6) “The quality we most appreciate in the content writers we work with is their willingness to learn. We want to develop long-term relationships with the writers who develop content for our clients which means we play a very collaborative role in creation. Being willing to learn all there is to know about the client and their business, accept feedback, and then of course apply what has been learned to future content is a huge benefit to everyone in the relationship.”

Mack Fogelson
CEO, Mack Web

7) “For me it’s a little bit of a two-pronged approach and trying to find a balance between them.

I used to value writers who excelled at audience engagement – creativity and passion and being able to really get inside the mind of the persona – even if their process was chaotic.

But as we move to a more structured approach to content, I’m really finding that I value content writers that can also organize their thoughts clearly, deliver outlines in advance of drafts, who know how to research and footnote material. It’s no longer just about engagement – the structure and process are critical as well.

Jenny Magic
Principal/VP of Content Strategy, Sitegoals

8) “When I hire writers – I do so because I want to bring their view of the world to an issue that I or my client is trying to communicate.   Alignment and agreement is important – but so is (in many cases) disagreement and (in almost all cases) a unique perspective.

So many times writers want to ‘write what they think the client wants’ instead of bringing their unique talents and point of view to the table.  Certainly there’s a place for writing in a different voice (e.g. ghost writing) and trying to match tone and perspective. But, most of the time what I appreciate and value about a content writer is that they have the ability to tell a story in a unique and differentiated way.”

Robert Rose
Chief Strategist, Content Marketing Institute

9) “Given the space I work in: the ability to clearly communicate fresh ideas.

I’m all for pretty prose, but in content marketing it’s all about educating customers; this places priority on clarity over articulacy, and demands an ability to argue unique perspectives. In other words, I mostly value a writer’s ability to think clearly and then put those thoughts to page over their ability to ‘write well.’ Perhaps they are one and the same, though. :)”

Gregory Ciotti
Content Strategist, Help Scout

Edit: Bonus Tip!

One strategist got back to me after the post went up, but I didn’t want to deprive anyone of her great advice.

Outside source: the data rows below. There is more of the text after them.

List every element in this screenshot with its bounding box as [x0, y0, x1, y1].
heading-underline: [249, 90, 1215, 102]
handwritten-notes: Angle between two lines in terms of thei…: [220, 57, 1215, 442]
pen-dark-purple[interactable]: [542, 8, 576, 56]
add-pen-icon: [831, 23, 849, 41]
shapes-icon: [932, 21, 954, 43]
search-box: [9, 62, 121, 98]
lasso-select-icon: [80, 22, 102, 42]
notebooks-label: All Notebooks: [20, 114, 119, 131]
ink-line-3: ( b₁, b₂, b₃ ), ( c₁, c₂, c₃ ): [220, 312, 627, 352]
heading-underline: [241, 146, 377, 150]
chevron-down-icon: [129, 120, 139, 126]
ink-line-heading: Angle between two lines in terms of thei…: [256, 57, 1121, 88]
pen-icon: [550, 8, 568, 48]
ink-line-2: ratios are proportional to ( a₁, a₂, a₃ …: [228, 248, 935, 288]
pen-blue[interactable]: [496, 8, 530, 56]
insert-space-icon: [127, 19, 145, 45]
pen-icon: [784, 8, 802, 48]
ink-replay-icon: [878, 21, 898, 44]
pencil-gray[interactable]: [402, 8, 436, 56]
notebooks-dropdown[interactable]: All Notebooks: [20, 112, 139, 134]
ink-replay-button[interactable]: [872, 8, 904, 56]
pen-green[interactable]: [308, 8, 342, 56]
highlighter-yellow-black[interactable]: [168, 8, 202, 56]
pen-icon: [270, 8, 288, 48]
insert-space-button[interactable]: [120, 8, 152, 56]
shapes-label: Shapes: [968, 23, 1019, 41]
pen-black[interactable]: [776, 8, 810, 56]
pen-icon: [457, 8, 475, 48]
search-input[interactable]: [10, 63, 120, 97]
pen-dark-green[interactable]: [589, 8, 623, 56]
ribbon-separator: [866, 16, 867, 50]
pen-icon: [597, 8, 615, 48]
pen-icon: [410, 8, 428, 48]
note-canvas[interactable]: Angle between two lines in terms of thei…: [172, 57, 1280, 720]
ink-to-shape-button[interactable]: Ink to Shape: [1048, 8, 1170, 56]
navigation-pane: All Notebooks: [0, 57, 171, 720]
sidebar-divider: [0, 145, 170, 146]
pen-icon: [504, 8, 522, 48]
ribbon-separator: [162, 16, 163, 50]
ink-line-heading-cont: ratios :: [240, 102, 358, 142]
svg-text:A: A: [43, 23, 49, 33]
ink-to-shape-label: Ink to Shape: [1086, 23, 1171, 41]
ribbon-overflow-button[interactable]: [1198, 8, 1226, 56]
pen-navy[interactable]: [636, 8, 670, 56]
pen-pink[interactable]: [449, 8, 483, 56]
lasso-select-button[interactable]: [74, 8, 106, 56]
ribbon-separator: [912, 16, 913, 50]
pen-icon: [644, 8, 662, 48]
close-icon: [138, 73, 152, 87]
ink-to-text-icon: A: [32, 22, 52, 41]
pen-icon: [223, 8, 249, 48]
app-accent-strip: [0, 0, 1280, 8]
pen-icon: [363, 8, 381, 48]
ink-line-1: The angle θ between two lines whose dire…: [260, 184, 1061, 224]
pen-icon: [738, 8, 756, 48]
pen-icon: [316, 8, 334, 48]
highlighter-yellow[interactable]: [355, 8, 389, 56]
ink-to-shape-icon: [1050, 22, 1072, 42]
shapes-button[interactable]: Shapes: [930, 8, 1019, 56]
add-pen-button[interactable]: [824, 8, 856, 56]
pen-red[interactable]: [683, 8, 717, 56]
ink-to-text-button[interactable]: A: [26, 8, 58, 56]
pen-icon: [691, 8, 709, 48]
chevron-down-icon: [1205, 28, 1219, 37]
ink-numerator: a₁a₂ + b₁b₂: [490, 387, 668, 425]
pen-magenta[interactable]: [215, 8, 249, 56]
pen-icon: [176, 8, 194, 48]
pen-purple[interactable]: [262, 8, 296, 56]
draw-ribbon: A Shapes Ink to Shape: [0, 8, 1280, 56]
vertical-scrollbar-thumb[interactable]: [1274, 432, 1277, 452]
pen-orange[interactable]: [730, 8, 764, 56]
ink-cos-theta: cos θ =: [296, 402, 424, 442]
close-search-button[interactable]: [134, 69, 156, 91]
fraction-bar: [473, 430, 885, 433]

“I need people who are super curious and constantly educating themselves about all the different areas of content strategy, particularly UX and metadata basics. Great writing only goes so far! :)”

Kristina Halvorson
Content Strategist, Brain Traffic

One thing that quickly becomes clear through these answers is that not every content strategist has the same priorities when it comes to finding a great content writer, which goes to show that much of being good at your work is finding the employer or client that’s a great fit for you.

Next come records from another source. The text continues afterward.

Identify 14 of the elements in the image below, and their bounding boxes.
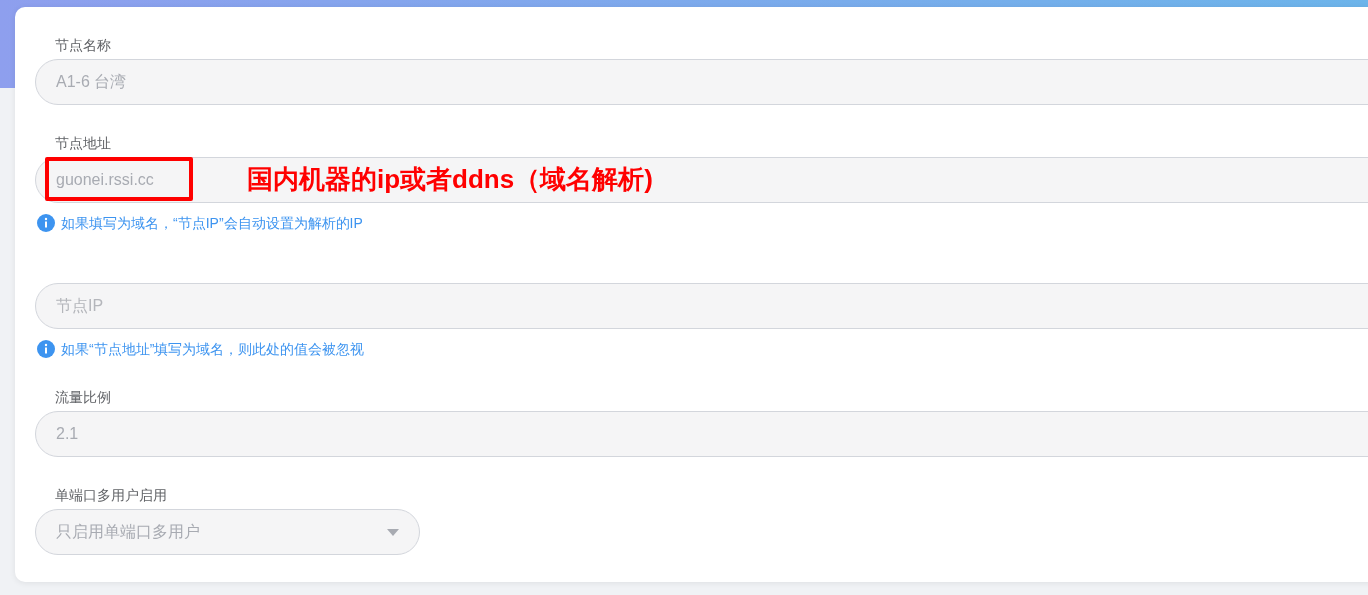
info-icon [37,214,55,232]
annotation-text: 国内机器的ip或者ddns（域名解析) [247,163,653,195]
field-label: 流量比例 [54,388,111,407]
field-label: 单端口多用户启用 [54,486,167,505]
input-field[interactable]: A1-6 台湾 [35,59,1368,105]
field-label: 节点名称 [54,36,111,55]
input-field[interactable]: 节点IP [35,283,1368,329]
field-label: 节点地址 [54,134,111,153]
info-icon [37,340,55,358]
input-field[interactable]: 2.1 [35,411,1368,457]
caret-icon [387,528,399,536]
help-text: 如果“节点地址”填写为域名，则此处的值会被忽视 [61,340,365,359]
help-text: 如果填写为域名，“节点IP”会自动设置为解析的IP [61,214,363,233]
select-field[interactable]: 只启用单端口多用户 [35,509,420,555]
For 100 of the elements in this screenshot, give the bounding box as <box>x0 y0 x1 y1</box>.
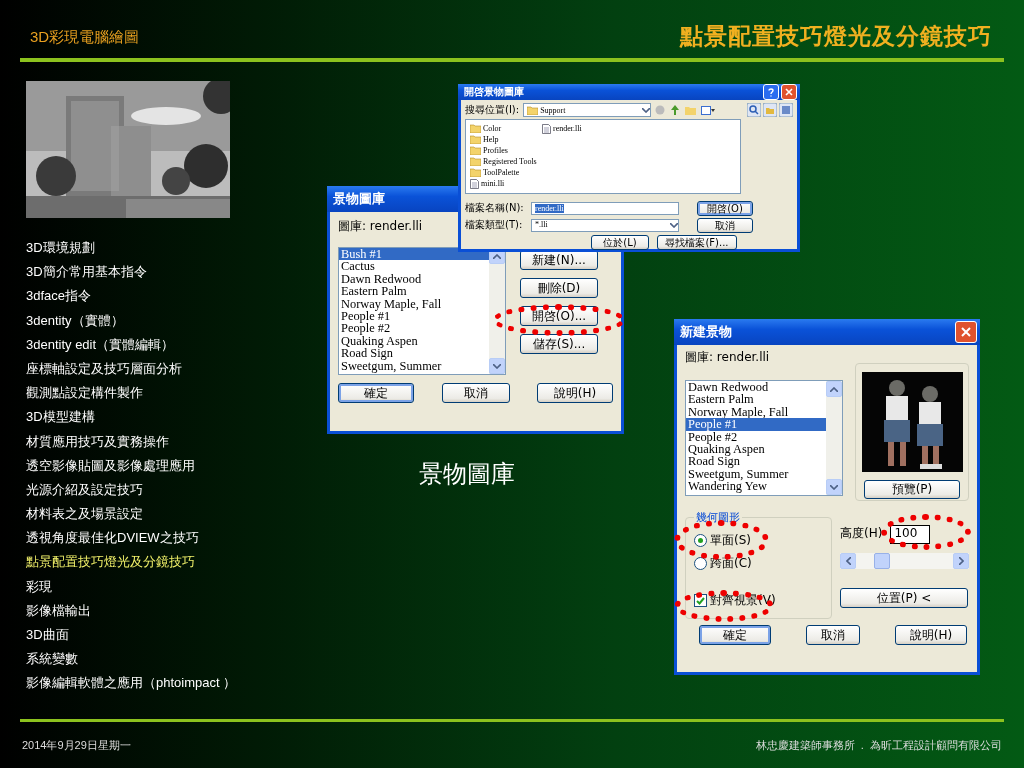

There are a few key themes we see emerge though:

 

  • Curiosity

 

      – A good writer has got to be a great researcher and that’s a skill that usually comes from having a driving curiosity to learn new things. The best writers

like

      that process of digging up new information on a topic and becoming a mini-expert in every little thing their readers want to know about.

 

  • Creativity

– Good writing is not formulaic, it brings something unique to the table to help keep the reader interested. While that curiosity-driven research takes care of the background work, creativity is what makes for greater skill in the writing process itself. Choosing the best possible words, finding the right voice, bringing some humor into a piece ­– these are some of the kinds of creative skills that really set content writers apart.

 

So there you have it, the things content strategists care about the most when it comes to the work you do for them aren’t those nitty gritty values like meeting deadlines or crafting the right headlines (although I’m sure they’d all be quick to say those matter too). It’s more about the most basic personality traits that drove many of us to become writers in the first place: the desire to continually learn new things and stretch our creativity muscle.